If I put a magnifier lens over the solar panel, then the light should be concentrated and will cause the voltage from the panel to increase.
· Solar cells work better when the energy is concentrated onto the solar panel's surface using special lenses, mirrors, and mirrored dishes to concentrate sunlight onto a solar panel. This means that smaller solar panels could be used to get more power. One of the disadvantages of using lenses or mirrors, however, means that the sun has to be tracked more closely than it would if the solar panel was used by itself.
· Photovoltaic Panels are used to transform sunlight energy into electrical energy. Photovoltaic means "light-electricity".
· Angle of incidence is a measure of deviation of something from "straight on". When the sun is at a low angle of incidence to the solar panel, the thought is that the lens would help concentrate light on the solar panel.
· Just as a magnifying lens concentrates the light onto a leaf causing the leaf to eventually burn, our experiment is to determine if the same concentrated light will actually increase the amount of voltage from the solar panel.

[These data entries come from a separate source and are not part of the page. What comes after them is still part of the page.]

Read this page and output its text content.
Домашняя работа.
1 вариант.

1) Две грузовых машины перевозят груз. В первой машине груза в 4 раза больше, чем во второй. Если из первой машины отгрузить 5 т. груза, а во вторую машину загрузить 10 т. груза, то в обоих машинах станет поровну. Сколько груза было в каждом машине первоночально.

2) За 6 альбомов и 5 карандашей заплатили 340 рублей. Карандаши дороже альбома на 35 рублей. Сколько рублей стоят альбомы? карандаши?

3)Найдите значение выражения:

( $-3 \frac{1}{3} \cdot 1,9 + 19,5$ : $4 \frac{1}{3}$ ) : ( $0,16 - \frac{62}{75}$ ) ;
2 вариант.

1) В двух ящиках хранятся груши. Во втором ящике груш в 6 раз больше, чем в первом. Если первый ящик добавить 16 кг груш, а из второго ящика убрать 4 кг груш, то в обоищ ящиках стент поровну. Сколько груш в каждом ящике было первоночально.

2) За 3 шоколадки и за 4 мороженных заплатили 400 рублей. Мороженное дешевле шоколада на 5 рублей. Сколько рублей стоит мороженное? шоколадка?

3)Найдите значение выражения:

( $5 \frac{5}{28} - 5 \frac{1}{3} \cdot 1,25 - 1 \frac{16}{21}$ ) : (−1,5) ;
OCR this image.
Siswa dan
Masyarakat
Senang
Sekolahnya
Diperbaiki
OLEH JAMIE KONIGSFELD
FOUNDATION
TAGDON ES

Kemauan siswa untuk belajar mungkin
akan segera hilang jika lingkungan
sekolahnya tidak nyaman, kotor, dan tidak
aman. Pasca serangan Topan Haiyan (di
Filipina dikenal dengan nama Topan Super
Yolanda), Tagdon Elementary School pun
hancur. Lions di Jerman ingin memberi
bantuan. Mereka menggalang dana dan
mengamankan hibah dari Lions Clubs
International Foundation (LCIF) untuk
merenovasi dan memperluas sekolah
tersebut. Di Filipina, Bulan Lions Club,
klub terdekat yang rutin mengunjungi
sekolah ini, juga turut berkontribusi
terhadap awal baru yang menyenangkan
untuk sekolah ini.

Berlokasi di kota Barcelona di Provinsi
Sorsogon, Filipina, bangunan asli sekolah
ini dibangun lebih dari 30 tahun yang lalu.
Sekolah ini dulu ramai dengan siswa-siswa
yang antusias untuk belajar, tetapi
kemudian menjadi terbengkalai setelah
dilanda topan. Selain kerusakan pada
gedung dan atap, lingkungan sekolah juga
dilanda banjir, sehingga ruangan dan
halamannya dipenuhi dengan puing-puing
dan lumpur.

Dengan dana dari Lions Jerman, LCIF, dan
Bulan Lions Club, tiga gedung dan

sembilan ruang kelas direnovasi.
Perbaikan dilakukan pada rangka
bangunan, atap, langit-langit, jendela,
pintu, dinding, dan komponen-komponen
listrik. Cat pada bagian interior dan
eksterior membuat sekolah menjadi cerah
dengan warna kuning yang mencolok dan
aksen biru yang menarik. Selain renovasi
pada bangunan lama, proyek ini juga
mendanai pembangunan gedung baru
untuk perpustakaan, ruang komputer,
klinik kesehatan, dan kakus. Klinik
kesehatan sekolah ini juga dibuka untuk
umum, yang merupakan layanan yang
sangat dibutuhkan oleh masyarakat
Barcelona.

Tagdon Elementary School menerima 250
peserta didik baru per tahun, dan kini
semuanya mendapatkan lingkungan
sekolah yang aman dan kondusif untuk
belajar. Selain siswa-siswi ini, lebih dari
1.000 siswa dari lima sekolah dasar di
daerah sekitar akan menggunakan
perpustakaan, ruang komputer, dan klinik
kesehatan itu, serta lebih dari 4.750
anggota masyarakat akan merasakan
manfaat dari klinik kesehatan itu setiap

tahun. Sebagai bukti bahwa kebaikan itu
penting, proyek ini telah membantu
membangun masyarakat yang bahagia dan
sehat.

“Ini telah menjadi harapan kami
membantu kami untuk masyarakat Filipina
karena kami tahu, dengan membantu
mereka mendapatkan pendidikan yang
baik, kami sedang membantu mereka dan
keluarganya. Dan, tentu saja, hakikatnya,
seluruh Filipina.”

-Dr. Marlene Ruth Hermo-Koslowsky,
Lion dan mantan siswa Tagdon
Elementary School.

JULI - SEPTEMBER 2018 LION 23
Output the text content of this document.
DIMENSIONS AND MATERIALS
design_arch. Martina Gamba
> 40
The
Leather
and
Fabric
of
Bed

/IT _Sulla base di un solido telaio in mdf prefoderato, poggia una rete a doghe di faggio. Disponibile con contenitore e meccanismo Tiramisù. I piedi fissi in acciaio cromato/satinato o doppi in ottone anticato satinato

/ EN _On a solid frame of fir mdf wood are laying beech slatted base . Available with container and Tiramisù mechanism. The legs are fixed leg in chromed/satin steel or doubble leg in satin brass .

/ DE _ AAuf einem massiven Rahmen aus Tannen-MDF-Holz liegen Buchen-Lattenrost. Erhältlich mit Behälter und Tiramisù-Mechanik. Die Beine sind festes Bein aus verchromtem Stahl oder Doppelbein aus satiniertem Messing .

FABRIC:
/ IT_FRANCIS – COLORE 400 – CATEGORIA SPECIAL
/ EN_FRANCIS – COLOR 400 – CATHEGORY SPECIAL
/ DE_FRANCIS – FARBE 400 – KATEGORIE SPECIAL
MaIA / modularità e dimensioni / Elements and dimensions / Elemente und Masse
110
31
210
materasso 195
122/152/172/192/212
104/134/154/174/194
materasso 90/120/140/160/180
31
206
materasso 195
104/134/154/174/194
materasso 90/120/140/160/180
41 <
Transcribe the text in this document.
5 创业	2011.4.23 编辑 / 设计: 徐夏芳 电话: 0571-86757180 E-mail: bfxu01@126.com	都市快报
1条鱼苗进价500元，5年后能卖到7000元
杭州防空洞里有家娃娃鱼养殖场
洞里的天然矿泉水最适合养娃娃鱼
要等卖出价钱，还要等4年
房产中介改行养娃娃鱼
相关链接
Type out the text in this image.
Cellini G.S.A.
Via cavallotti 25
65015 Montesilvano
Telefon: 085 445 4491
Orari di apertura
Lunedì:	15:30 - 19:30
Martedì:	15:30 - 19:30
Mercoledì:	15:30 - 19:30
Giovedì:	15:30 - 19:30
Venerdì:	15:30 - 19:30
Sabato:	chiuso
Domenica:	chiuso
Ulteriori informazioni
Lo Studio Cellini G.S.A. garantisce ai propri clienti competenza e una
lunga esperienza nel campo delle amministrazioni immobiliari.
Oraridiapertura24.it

1. Solar cells or panels, 5W or less
2. A couple different types of magnifying lenses or light concentrators
3. Voltage meter for measuring generated power
4. Protractor for measuring angle of light source
1. Using a plain solar cell and voltage meter, determine the lowest angle of incidence where measurable voltage occurs
2. Using other materials (Fresnel lenses, magnifying lenses, clear bubble wrap, etc.) over the surface of the cell, measure their lowest angles of incidence.
I will measure solar cell angles of incidence without, and with, magnifying and light gathering materials. I will observe the effect certain magnifying or light gathering materials have on the ability to generate solar power. By using an artificial light source, the irradiance of the “sun” becomes a controlled variable, in that it will not change. The angle of the panel to the light, which I can control, is my independent variable. The generated voltage from the panel is my dependent variable, measured with a digital voltmeter.
The table shows angles in ten-degree increments, and the voltages with and without the magnifier lens placed over the solar panel. Instead of seeing higher voltages with the lens in place, the voltages are lower or nearly the same. The only exception to this is at 0º, where it is possible that light passed under the lens instead of through it. The graph shows the voltage measurements with and without the lens, and the size of the voltage difference at each angle.
Voltage Measured with Solar Panel at Specific Angles
Using/Not Using a Magnifying Lens
DC Voltage with Lens
DC Voltage without Lens
My experiment seems to show that the Fresnel lens actually scattered the light, or prevented some of it from reaching the panel. The extreme high and low angles appeared to result in nearly identical voltages generated. It's probable that the lowest angles produced nearly the same power with and without the lens because some light was reaching the panel through the gap between the lens and the panel (which was about 1”). The 90º angle was disappointing, because at such an angle, it demonstrated clearly the lack of effect the lens had on the measured power output. It was in the middle of the angle range that I hoped to see better voltages, but they were worse. Therefore, the best power generation is made with a bare panel, set so that faces the sun as it passes overhead during the day.